The best debt consolidation companies will work with you to determine what type of consolidation may help you the most. The opportunities available to you really depend on the type of loans you have and what your loan repayment terms could be. Term length is typically between 5 and 20 years, depending on the amount of debt you have and the type of consolidation you choose. We'll break out some of our recommended options for different types of debt next.
Compare our top debt consolidation companies and take charge of your financial future >>>
Best debt consolidation loans for each type of debt
All types of unsecured debt, as well as certain secured debts, are likely to be eligible for debt consolidation. The most common situation is that people have multiple types of high-interest debt that they haven't been able to pay off. Here's a look at some of the more common types of debt and how you could improve your situation:
Student loans
Federal loans, loans that are issued by the government, can be consolidated into one loan. The interest rate on the new loan will be the weighted average of the interest rates of the loans you're consolidating. Never pay any company a fee to consolidate a federal student loan. Simply go to studentaid.gov to find out your options.
Another option for education loans is to refinance them. When you refinance, your loans are consolidated at a new interest rate. This can be a great way to lower your interest rate or reduce your monthly payments by extending your payment period. Refinancing is available for both federal and private student loans, but be aware that you will lose certain protections on your federal loans, like income-based repayment options, if you refinance them. You'll also typically need a good credit score to qualify for refinancing.
One of our favorite sites for refinancing student loans is Credible.com. Credible is free to use with no hidden fees. I like it because you only have to fill out one form to access multiple lenders. Otherwise, you'll have to go to each lender's website directly and fill out their applications.
According to Credible's website, the average savings is $18,668. See how much you might be able to save in just two minutes.
Credit, auto, home loans, tax relief, and other debt
If you have other types of loans, working with a top-rated debt consolidation company may be the best answer to reduce your debt payments and help you avoid bankruptcy. If you're struggling with high credit card balances and feel like you'll never be free of them by just paying the minimum payments each month, know it doesn't have to stay that way.
All of our best debt consolidation companies offer free savings estimates with no obligation. If you do decide to use a debt consolidation company, there will likely be a nominal monthly fee. While there may be a fee, when you compare it versus your loan savings, it's usually minimal. Be sure to always check the fine print.
Alternative consolidation options
Personal loans
Traditional loan consolidation may not be the most affordable option for you, depending on the interest rates involved. If you are very cautious about your finances and can 110% manage your expenses, then a personal loan may be a more affordable option.
Some of the top-rated companies offer personal loans up to $50,000 and $40,000 respectively, and the loan application process is not complicated. If you qualify, you could use a personal loan to pay down your debts as long as you use the money responsibly.
For more on this financing option, check out our best personal loans.

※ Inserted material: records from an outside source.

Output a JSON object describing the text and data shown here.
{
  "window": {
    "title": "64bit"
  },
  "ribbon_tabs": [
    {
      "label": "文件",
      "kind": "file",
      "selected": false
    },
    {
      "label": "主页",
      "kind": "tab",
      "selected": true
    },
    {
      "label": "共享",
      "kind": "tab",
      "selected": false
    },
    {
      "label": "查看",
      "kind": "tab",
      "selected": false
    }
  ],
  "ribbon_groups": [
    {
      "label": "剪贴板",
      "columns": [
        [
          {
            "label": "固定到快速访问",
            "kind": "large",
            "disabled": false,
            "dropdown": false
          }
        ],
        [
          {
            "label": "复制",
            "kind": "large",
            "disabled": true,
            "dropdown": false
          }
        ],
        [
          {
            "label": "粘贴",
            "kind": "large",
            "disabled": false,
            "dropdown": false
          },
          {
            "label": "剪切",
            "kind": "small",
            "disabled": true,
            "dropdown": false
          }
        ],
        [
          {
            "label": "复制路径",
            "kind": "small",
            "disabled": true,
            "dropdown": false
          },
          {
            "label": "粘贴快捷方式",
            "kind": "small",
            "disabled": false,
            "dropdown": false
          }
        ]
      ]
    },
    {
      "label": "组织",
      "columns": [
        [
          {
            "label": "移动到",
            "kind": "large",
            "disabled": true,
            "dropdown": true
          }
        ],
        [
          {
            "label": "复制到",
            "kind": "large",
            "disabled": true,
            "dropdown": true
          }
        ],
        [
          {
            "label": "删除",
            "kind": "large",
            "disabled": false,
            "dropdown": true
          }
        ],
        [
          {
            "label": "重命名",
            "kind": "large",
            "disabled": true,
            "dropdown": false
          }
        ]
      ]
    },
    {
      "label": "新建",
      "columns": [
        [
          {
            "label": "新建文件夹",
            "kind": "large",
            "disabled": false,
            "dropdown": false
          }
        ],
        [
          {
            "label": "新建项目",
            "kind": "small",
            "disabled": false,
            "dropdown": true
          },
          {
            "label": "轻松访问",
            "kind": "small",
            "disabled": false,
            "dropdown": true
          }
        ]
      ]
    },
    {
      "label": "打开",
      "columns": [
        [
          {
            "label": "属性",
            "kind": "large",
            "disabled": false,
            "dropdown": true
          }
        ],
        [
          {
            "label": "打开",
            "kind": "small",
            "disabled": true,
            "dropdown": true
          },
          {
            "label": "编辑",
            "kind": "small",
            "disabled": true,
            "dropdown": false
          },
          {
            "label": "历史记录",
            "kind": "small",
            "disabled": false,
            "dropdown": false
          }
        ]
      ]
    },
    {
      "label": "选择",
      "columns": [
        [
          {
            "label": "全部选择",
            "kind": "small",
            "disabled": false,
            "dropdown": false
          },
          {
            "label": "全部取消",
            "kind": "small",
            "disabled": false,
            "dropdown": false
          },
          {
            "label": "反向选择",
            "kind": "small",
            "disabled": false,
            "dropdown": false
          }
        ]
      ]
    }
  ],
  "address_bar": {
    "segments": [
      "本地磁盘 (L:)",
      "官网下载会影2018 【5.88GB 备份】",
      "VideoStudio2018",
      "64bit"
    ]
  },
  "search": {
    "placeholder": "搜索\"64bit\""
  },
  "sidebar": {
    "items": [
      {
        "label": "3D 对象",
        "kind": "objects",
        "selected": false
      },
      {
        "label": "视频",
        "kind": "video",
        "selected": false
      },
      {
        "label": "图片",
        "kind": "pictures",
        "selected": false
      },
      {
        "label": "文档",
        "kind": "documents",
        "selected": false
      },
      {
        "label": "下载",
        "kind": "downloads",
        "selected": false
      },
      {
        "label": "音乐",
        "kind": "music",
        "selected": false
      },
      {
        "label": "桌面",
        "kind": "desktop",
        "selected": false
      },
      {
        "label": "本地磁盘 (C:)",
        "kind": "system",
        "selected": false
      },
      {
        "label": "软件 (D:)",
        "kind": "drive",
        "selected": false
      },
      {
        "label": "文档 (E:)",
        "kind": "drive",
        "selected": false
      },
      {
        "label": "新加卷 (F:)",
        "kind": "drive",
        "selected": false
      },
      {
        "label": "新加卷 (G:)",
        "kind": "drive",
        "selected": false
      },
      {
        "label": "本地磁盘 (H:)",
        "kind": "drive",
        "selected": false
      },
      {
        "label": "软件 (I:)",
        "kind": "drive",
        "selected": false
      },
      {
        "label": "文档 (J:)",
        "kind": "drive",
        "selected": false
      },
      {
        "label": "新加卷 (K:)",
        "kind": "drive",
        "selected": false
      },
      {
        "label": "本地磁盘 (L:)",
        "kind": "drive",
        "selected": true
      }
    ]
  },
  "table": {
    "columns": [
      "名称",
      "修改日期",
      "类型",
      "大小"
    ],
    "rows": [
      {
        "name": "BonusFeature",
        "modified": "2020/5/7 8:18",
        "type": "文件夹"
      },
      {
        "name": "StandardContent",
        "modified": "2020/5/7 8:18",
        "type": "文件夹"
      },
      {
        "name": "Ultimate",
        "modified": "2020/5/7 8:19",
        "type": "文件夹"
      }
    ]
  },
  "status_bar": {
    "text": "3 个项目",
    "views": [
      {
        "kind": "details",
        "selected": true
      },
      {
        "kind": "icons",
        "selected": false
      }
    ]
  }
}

Balance transfer credit card
If you think you can pay off your debt in less than two years and you have good credit, you might choose a 0% annual percentage rate (APR) balance transfer credit card.
All of your payment goes toward reducing your balance when you aren’t paying interest. You might need to have good credit to get the best balance transfer deal and keep in mind that balance transfer fees may apply.
Home equity line of credit (HELOC)
In some cases, you might have too much debt to pay it off with a personal loan or a credit card balance transfer. A bank or credit union might let you use your home as collateral to get a bigger loan if you’ve built up a large amount of home equity over time. You can then use this money to pay off your high-interest debt and then repay your home equity loan or line of credit.
You can usually get a better rate than you would with a personal loan because you secure the debt consolidation loan with your home. However, this can be risky because you’ve taken unsecured debt and tied it to your home’s value. If you fall behind on your loan payments, you could lose your home.
FAQs about how to combine loans
Does consolidation hurt your credit score?
Taking out a loan or opening a new credit card will result in a hard inquiry to your credit report which can temporarily lower your score. Longer term, any impact to your credit score (positive or negative) will be determined by which method you use to consolidate your debt and whether you make your payments on time.
Is it smart to consolidate your student loans?
Student loan consolidation can be a smart decision for many borrowers. Consolidation can lead to lower monthly payments. But consolidation doesn’t always result in a lower rate of interest, and extending payment over a longer period of time can increase the amount of interest you’ll pay.
Will my credit score go down if I pay off a loan?
Your credit score might go down when you pay off debt. This dip in credit score is usually temporary, and your credit score can rebound quickly if you continue to make on-time payments on your other debt and work to maintain a low credit utilization ratio.
Bottom line
Before you decide to use any of the debt management options above, make sure you're genuinely ready to get out of debt. This means avoiding taking on any more debt and aggressively cutting back on unnecessary expenses. It also means sending the money on time every month of the repayment period so you can build a positive credit history and never waste money on late fees.
Even after debt consolidation, continually monitoring your finances will help make sure you don't get into debt ever again. Once you have the right mindset, you'll be unstoppable in achieving your personal finance goals.